In one school I ran three sessions in the morning. In the last of these I was joined by a (woman) teacher of some standing in the school whom I know not well, but well enough to respect as somebody who gets sport can offer. She was accompanied by another specialist teacher supporting a young boy with a particular challenge. In the sparkling sunshine, on a playground pitched quite alarmingly down from right to left as I cheerfully ‘prepped’ the session, we went to work.

First up I did do that thing where you invite the group to listen so they don’t miss any of the fun. I made it all a giggle and a deal. Then on we charged.

Through coloured ‘gates’ we had to shift – forward or back, jogging or hopping. Through four or ten or how many? Thirty?!? Then basketball/catching/clapping; always offering a calibrated challenge so that fliers could fly and fumblers find a happy way through. Then that throwing round the garden thing, with a partner and a target on the floor and (actually) the space and attention and confidence in the bank to talk technical, for just a mo’. Another step on my mission to teach half the western world (well, Pembs) that dog-launching life-skill.

Round the garden I went, with a dose of encouragement for everyone. Not just spooned to the wind blandly, but proffered into every face.

These or’nary kids really got it. They really listened, really threw with their feet, really tried to hit that target. It all flowed; my positive energy, their smiley determination. The teachers sat back contentedly, or joined in.

Timing-wise and ambience-wise a clumping of balls from tees to finish seemed absolutely appropriate. Fifteen minutes then, of building a way of sharing the bat – dumb questions from the coach finding a ‘taking it in turns’ protocol agreeable to all. It may have been the sunshine but this group shared magnificently, irresistibly proficient fielders passing the ball over to their less dynamic compadres for their turn to ‘give it some wallop.’

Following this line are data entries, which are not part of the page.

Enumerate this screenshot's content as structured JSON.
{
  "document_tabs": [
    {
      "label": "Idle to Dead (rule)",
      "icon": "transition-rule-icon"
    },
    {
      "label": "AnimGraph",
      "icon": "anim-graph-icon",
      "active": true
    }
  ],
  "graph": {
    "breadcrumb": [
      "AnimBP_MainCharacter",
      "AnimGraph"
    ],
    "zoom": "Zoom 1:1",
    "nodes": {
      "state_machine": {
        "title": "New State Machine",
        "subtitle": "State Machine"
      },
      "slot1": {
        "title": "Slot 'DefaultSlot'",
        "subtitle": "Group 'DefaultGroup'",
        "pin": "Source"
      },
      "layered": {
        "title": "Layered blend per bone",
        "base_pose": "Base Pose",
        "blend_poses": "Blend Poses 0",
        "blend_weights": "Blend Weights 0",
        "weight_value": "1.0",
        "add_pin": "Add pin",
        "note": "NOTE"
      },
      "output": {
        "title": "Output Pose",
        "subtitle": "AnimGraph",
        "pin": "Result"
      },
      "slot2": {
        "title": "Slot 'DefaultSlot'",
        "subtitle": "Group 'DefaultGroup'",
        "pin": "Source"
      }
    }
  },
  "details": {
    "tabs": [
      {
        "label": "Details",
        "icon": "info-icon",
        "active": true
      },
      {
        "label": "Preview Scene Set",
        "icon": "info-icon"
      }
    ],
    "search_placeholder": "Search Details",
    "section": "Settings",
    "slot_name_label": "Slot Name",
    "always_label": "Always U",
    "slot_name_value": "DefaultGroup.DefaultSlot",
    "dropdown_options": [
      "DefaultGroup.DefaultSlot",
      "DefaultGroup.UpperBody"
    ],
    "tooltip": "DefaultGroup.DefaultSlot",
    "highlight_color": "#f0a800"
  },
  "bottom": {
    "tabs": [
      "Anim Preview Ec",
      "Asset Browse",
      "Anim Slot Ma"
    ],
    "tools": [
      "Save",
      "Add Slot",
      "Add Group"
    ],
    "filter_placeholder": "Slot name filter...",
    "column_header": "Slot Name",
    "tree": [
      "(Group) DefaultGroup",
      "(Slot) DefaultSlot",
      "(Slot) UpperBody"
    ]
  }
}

Not the most original way to end a session, it’s true. But in terms of learning arguably quite profound lessons on what makes games (or life?) work and combining that with a pure, liberating, hitting experience it stands as valid and valuable. And the kids loved it. Broadly, it felt great, obviously, undeniably great to all of us – one of the best I can remember – in all sorts of ways.

I closed the session by saying thankyou and asking one or two more dumb questions about what we’d accidentally found; catching-wise, throwing-wise, making games work-wise. I told the children I was dee-lighted to report that I’d be back for more… and they seemed genuinely pleased. Finally I asked them if they’d be so good as to go quietly back into school with their teachers.

At that point the senior teacher spoke. She asked the children if there was something they thought they should say to me and they responded in Welsh (largely) – diolch yn fawr iawn, Rick! Predictably enough. But the teacher went on to say that she thought the children should note how ‘beautifully’ I had spoken to them and how this had been a special – she used the word again – beautiful lesson that they should remember for a long time.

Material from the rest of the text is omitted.